If the economy were otherwise stagnant, maybe. But top-down planning just cannot take into account all the multitudes of inputs to plan anywhere near the scale that communist countries did. Bureaucrats are never going to be incentivized anywhere near the level that private decision making can be. Businesses (within a legal/regulatory framework) can "just do" things if they make economic sense via a relatively simple price signal. A top-down planner can never fully take that into account, and governments should only intervene in specific national interest situations (eg in a shortage environment legally mandating an important precursor medicine ingredient to medical companies instead of other uses).

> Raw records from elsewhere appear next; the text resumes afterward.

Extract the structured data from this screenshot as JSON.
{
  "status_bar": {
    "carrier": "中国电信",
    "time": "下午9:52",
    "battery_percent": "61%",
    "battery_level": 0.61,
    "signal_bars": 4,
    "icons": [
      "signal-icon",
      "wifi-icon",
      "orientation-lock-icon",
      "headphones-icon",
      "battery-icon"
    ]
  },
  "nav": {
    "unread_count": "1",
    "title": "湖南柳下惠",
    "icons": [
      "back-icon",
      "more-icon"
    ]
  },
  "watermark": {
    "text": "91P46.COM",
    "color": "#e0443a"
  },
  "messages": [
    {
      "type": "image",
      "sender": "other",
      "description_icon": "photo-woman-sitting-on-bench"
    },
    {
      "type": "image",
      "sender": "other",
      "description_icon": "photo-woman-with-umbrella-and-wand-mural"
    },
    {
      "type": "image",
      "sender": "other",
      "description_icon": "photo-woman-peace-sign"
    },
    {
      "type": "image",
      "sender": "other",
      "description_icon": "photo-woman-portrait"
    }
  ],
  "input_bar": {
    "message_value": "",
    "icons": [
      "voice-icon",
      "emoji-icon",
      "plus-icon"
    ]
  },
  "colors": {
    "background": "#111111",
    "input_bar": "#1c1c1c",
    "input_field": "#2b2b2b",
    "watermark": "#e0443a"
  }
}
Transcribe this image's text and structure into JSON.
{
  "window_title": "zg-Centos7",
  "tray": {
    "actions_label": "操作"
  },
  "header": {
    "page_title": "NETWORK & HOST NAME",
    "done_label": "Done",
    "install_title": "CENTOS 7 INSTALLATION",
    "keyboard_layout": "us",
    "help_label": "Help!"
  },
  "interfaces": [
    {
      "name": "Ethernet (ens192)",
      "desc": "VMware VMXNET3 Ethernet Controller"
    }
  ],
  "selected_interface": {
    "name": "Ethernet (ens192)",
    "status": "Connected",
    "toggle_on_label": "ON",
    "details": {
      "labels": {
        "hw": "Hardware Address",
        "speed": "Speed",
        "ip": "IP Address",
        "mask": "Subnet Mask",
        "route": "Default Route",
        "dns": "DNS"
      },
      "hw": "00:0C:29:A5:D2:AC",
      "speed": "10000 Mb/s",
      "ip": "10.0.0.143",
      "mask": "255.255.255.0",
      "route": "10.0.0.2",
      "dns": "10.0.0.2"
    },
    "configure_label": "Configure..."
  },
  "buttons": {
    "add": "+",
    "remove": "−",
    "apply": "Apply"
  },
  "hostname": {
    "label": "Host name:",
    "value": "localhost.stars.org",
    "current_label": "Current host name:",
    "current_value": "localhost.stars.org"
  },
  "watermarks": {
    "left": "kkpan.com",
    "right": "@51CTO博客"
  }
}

The Soviet Union decided that defence was priority number one and shoved an enormous amount of national resources into it. In the west, the US government encouraged development that also spilled over into the civilian sector and vice-versa.

> But a major failing of the Soviet economic system was that there simply wasn't good data to make decisions, because at every layer people had the means and incentive to make their data look better than it really was.

It wasn't just data that was the problem, but also quality control, having to plan far, far ahead due to bureaucracy in the supply chain, not being able get spare parts because wear and tear wasn't properly planned, etc. There's an old saying even in private business that if you create and measure people on a metric they'll game or over concentrate on said metric. The USSR often pumped out large numbers of various widgets, but quality would often be poor (the stories of submarine and nuclear power plant manufacturers having to repeatedly deal and replace bad inputs was a massive source of waste).